Blood father

de Jean-François Richet, 2016, ****

Si vous n’a­vez jamais vu un polar basé sur un ex-tau­lard ran­gé des voi­tures qui se retrouve aspi­ré dans un tour­billon de vio­lence, c’est que vous n’a­vez jamais vu de polar. Je veux dire, c’est quand même un des cli­chés les mieux ancrés du milieu, une idée reçue presque aus­si resu­cée que l’an­cien garde du corps/agent de la CIA deve­nu retraité/cuistot qui va sau­ver le président/le monde (avec Steven Seagal, Bruce Willis ou par­fois Clint Eastwood).

Quant à l’en­fant par­tie de la mai­son qui y revient la queue entre les pattes avec la mafia au derche, c’est pas exac­te­ment un som­met d’o­ri­gi­na­li­té non plus.

Cuando ves un sicario, comienza a correr. - photo Splendid
Cuando ves un sica­rio, comien­za a cor­rer. — pho­to Splendid

Mais Jean-François Richet est bon : le polar à l’an­cienne, il sait faire, et je vais même le soup­çon­ner d’ai­mer ça. Il n’a donc pas besoin de cher­cher l’o­ri­gi­na­li­té abso­lue et sait uti­li­ser effi­ca­ce­ment des ficelles connues. De même que son Mesrine était, plus qu’un bio­pic, un polar solide, clas­sique, propre mais sans fio­ri­ture, à des­ti­na­tion des ama­teurs du genre, son Blood father est un film de cavale soi­gné, bien construit, tenant du wes­tern et du polar, super­be­ment mis en images mais de fac­ture traditionnelle.

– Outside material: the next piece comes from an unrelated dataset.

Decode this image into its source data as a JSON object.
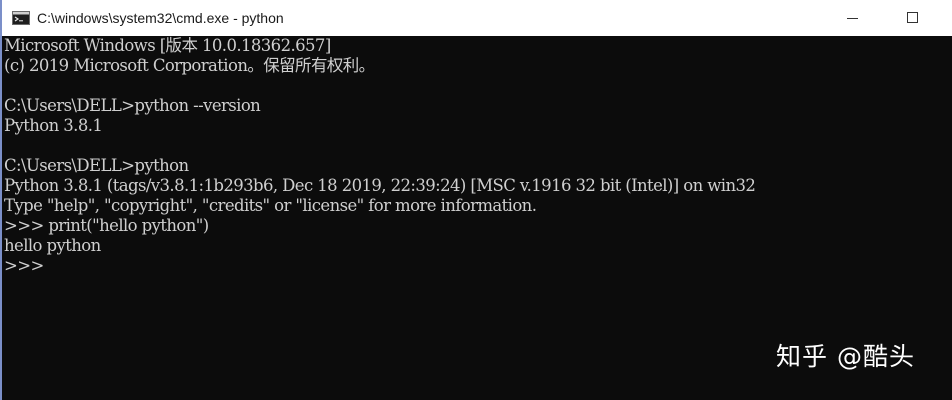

Et Richet a un gros avan­tage : il a Mel. Mel, que j’a­vais plus vu aus­si bon depuis des lustres : bla­sé, usé, cras­seux comme l’u­ni­vers dans lequel il sur­vit, cré­chant dans une com­mu­nau­té de red­necks (au pas­sage, s’il y a un film qui vous fera com­prendre l’ex­pres­sion, c’est celui-ci) à l’é­cart des ten­ta­tions des armes, des deux-roues et de l’al­cool, et ren­voyé sur les routes par les incon­sé­quences de sa fille. Mel, qui nous four­nit une inter­pré­ta­tion équi­li­brée, entre sobrié­té et expres­si­vi­té, entre refou­le­ment et explo­sion, entre usure de l’âge et éner­gie du désespoir.

Désolé les gars, ici, y'a rien, à part de la poussière. - photo Splendid
Désolé les gars, ici, y’a rien, à part de la pous­sière. — pho­to Splendid

Au pas­sage, on ver­ra avec plai­sir un petit bout de la face B du rêve amé­ri­cain, celle où on fait for­tune en com­mer­cia­li­sant des objets nazis pen­dant que les tra­vailleurs agri­coles qui nour­rissent le pays crèvent de faim dans des caravanes.

Ne ver­sons pas dans l’exa­gé­ra­tion pour autant : ça n’est pas un de ces grands films bou­le­ver­sants qui vous font voir le monde sous un autre angle. Mais c’est un polar très solide, bien ancré dans son monde, qui pro­fite d’un acteur habi­té et d’une pho­to magni­fique, dont il serait du coup dom­mage de se pri­ver — sauf si on n’aime pas les polars, les road-movies et la pous­sière du Nouveau-Mexique.